La tranquille soirée d’hier vous a sans doute restauré. J’ai passé cette journée à travailler fort et ferme, comme je n’avais fait depuis longtemps.

Salut et joie.


73

[À BOSC, À PARIS[3].]
1er mars 1783, — d’Amiens.

En vérité, nous ne nous entendons avec personne pour vous taire nos nouvelles, et nous serions privés les premiers s’il fallait ne pas vous en donner. Vous aurez reçu un petit mot le même jour, je crois, que votre lettre nous est parvenue ; c’est bien nous qui l’attendions avec empressement et que votre écriture réjouit toujours. Je vous exprime nos sentiments communs, tandis que le cher malade, au coin de sa cheminée, s’appuie la tête et porte la main à son cœur que la tisane soulève horriblement. J’exposerai ci-après tout ce qui le concerne, car j’ai souvent de petites craintes, de légers doutes sur la continuation des remèdes quand j’en vois des effets un peu vifs, et je suis absolument dans le cas de ces ignorants qui, n’osant juger, demandent toujours avis.

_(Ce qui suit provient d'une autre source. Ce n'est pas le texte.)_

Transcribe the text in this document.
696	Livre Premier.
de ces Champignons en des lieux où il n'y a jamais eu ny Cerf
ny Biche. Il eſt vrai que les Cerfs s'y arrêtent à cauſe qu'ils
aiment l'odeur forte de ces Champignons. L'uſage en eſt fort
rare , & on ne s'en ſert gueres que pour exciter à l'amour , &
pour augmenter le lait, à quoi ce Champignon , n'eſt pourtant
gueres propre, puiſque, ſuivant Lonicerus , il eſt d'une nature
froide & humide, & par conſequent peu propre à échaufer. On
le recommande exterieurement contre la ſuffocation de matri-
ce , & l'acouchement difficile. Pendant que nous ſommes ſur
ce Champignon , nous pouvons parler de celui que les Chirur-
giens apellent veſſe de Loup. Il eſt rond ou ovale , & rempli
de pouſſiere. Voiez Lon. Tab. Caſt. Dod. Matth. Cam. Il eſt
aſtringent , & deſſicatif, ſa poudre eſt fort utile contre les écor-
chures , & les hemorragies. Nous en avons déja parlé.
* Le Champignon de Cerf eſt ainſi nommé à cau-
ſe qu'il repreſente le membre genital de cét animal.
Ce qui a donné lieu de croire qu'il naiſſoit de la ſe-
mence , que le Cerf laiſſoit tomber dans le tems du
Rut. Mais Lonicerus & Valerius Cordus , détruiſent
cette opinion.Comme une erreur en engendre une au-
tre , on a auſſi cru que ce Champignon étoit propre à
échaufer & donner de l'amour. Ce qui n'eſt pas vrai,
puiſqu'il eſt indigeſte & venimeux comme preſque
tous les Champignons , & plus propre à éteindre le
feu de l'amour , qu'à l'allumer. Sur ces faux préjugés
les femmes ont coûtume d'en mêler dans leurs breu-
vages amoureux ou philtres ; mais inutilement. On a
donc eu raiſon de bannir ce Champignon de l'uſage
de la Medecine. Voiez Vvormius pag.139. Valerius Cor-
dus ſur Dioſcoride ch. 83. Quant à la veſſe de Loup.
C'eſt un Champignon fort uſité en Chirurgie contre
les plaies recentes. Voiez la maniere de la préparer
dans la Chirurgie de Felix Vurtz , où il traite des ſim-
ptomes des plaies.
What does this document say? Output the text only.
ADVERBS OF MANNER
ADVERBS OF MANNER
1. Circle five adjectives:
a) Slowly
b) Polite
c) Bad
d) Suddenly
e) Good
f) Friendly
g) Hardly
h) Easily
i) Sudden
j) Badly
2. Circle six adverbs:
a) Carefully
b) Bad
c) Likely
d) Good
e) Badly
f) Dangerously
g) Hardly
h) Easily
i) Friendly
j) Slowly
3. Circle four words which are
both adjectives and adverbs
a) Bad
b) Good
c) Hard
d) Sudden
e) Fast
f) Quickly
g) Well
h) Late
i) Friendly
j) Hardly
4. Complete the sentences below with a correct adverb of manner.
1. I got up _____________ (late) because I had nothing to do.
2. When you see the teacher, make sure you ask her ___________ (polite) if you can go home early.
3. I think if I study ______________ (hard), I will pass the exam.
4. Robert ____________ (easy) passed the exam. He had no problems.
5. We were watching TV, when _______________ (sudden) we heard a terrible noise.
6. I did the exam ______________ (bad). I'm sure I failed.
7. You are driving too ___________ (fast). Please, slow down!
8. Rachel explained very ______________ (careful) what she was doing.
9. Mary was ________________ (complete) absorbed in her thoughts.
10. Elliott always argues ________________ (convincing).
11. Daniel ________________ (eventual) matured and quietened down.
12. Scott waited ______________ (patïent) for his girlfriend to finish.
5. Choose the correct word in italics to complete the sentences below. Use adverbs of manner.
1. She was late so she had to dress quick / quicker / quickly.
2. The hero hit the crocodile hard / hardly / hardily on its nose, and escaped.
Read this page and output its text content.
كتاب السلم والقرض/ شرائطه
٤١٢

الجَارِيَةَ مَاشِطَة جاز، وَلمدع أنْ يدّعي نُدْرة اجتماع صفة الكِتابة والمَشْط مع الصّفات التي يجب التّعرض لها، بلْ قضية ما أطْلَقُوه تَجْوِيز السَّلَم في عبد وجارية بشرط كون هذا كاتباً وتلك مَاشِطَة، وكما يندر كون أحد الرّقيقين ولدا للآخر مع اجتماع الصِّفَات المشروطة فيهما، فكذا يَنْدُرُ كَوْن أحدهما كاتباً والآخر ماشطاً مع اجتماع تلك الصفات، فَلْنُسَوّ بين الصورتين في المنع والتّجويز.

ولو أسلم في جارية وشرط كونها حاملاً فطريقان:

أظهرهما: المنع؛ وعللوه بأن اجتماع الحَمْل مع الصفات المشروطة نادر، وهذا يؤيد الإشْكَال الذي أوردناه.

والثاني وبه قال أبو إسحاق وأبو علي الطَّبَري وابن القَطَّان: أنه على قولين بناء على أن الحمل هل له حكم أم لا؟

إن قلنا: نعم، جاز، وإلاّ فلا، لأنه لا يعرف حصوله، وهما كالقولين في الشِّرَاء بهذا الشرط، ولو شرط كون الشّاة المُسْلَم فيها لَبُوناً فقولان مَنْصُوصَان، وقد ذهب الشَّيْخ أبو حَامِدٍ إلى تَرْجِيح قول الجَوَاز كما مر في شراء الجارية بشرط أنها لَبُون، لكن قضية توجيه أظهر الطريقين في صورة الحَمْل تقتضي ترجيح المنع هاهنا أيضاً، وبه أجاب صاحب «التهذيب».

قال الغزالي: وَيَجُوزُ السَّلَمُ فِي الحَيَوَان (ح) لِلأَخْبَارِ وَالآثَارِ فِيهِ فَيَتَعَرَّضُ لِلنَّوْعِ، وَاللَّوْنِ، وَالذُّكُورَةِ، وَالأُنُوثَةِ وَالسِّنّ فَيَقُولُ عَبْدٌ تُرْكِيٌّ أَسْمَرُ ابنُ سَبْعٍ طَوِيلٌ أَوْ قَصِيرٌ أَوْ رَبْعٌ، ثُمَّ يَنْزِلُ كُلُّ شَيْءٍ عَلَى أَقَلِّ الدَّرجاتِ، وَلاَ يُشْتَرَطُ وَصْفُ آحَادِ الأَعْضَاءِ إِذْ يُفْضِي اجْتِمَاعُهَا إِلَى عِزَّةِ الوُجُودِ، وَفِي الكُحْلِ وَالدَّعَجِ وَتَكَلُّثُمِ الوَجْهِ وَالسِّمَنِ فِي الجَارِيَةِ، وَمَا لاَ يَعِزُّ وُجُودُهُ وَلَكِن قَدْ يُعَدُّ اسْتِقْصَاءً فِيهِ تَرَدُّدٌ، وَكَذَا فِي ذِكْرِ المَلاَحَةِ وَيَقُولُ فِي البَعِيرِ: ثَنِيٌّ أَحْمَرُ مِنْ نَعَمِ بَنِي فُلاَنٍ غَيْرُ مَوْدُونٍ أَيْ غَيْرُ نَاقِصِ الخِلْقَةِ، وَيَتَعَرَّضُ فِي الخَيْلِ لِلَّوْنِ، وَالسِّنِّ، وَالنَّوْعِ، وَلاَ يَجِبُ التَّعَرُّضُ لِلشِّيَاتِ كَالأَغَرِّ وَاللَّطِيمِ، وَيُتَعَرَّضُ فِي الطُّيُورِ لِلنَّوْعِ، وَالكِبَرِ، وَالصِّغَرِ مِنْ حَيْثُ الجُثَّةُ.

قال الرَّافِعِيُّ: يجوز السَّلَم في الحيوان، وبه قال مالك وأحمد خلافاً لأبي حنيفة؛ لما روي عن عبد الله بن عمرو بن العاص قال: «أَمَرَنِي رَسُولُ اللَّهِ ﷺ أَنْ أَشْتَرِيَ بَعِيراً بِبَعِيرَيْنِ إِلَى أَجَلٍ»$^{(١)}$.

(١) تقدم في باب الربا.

Ainsi le seigneur père[4] s’armera, s’il lui plaît, d’un peu de patience ; je sens qu’il a bien des gens à qui

  1. Madame Roland s’était mariée le 4 février 1780.
  2. Berkeley, l’évêque philosophe (1684-1753).
  3. Collection Alfred Morrison, 2 folios.
  4. Le « seigneur père », c’est le père de Bosc, le médecin Paul Bosc d’Antic. On voit ici et on verra par plusieurs de lettres qui suivent qu’il traitait Roland par correspondance.